La lettre émanant du consulat général ne devrait pas être prise en compte dans la demande de contrôle judiciaire

 

[43]           Cette lettre n’a pas été présentée à l’agent; elle ne figurait pas dans le dossier de demande et elle n’était pas jointe à un autre affidavit. Selon la jurisprudence, le contrôle judiciaire d’une décision d’un office fédéral doit uniquement se fonder sur les preuves qui ont été présentées au décideur. Il n’appartient pas à la demanderesse de demander à l’honorable Cour de tirer de nouvelles conclusions de fait. Voir Lemiecha (Litigation Guardian of) c. Canada (Ministre de l’Emploi et de l’Immigration), [1993] A.C.F. no 1333 (C.F.) (QL).

 

L’obligation d’équité

 

[44]           La Cour suprême du Canada et la Cour d’appel fédérale ont jugé que le contenu de l’obligation d’équité dépendait du contexte. Arrêt Baker, ci-dessus, au paragraphe 21; Khan c. Canada (Ministre de la Citoyenneté et de l’Immigration), 2001 CAF 345, aux paragraphes 22 et 30 à 32. Pour décider du contenu de cette obligation, à l’égard des demandeurs de visa, les tribunaux ont pris soin de concilier les obligations de l’équité avec les nécessités du processus administratif de l’immigration.

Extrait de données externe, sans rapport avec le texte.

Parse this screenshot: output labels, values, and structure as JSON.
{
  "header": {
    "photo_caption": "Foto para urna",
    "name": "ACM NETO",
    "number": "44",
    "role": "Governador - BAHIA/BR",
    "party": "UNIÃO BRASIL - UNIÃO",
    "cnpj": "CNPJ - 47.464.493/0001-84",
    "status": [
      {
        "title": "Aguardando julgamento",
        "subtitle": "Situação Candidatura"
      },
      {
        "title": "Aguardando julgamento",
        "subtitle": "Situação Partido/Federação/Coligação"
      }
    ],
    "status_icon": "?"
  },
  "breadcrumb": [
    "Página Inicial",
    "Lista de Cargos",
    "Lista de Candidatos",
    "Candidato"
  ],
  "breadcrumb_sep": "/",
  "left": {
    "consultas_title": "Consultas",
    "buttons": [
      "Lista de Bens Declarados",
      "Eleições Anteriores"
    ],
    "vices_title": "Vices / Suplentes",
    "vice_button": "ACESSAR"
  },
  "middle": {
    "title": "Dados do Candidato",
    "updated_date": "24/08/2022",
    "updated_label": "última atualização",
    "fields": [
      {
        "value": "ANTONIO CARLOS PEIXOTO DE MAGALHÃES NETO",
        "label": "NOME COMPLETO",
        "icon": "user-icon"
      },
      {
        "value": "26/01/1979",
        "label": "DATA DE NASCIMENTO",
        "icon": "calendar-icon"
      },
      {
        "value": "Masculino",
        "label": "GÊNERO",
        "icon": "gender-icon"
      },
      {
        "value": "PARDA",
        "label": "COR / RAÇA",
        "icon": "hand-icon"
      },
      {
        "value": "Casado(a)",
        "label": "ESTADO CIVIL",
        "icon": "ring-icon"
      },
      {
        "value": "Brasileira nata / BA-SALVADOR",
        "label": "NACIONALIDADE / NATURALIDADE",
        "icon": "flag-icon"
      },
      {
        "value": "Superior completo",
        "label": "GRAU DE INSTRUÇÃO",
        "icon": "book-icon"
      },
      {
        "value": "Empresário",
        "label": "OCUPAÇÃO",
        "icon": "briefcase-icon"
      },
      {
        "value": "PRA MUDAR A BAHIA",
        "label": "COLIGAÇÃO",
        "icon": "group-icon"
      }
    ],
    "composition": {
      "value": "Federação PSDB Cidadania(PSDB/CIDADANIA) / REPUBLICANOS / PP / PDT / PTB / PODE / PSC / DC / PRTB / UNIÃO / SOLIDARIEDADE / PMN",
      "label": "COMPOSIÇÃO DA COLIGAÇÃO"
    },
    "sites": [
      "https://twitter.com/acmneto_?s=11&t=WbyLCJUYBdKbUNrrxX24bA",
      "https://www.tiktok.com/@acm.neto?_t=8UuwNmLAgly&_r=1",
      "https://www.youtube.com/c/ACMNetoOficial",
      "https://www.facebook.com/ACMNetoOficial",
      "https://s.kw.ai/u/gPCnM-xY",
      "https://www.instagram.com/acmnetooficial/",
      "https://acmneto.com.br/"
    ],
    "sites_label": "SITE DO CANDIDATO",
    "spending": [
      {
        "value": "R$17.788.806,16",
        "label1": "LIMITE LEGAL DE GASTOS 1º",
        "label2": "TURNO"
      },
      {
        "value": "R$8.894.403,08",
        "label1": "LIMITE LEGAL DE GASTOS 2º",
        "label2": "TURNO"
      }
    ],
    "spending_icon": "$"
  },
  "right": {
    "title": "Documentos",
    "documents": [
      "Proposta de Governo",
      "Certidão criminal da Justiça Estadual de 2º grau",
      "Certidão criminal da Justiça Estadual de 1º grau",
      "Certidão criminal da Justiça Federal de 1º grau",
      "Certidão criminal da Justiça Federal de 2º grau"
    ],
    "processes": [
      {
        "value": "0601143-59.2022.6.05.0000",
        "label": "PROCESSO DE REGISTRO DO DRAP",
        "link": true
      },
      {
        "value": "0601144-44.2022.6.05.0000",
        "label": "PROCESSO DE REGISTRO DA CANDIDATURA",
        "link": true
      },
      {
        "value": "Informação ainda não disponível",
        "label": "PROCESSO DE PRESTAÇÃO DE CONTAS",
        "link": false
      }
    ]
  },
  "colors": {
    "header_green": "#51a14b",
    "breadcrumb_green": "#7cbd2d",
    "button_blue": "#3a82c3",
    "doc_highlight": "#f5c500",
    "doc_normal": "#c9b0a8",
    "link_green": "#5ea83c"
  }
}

Voir Khan, ci-dessus, aux paragraphes 30 à 32 et Canada (Ministre de la Citoyenneté et de l’Immigration) c. Patel, 2002 CAF 55, au paragraphe 10.

 

[45]           Dans les affaires concernant un décideur administratif, comme c’est le cas ici, le contenu de l’obligation d’équité est plus limité que dans les affaires qui concernent un tribunal quasi-judiciaire qui est davantage tenu de confronter le demandeur : Khan, ci-dessus, aux paragraphes 31 et 32. La Cour fédérale a jugé que l’agent n’était aucunement tenu de commenter à mesure les faiblesses du dossier du demandeur : Thandal c. Canada (Ministre de la Citoyenneté et de l’Immigration), 2008 CF 489, au paragraphe 9; Nabin c. Canada (Ministre de la Citoyenneté et de l’Immigration), 2008 CF 200, aux paragraphes 7 à 10; Soor c. Canada (Ministre de la Citoyenneté et de l’Immigration), 2006 CF 1344, au paragraphe 12.

 

[46]           L’obligation d’équité a été respectée dans la présente affaire. La demanderesse a eu la possibilité de répondre aux préoccupations de l’agent à la fin de l’entrevue, mais n’y est pas parvenue. La Cour a jugé ce qui suit dans Rahim c. Canada (Ministre de la Citoyenneté et de l’Immigration), 2006 CF 1252, aux paragraphes 15 et 16 :

[…] l'obligation d'informer les demandeurs de la preuve à leur encontre sera remplie « [si l'agent] oriente comme il se doit ses questions ou s'il demande des renseignements raisonnables qui donnent au demandeur la possibilité de répondre à ses préoccupations » : Liao c. Canada (Ministre de la Citoyenneté et de l'Immigration), [2000] A.C.F. no 1926 (1re inst.) (QL), paragraphe 17.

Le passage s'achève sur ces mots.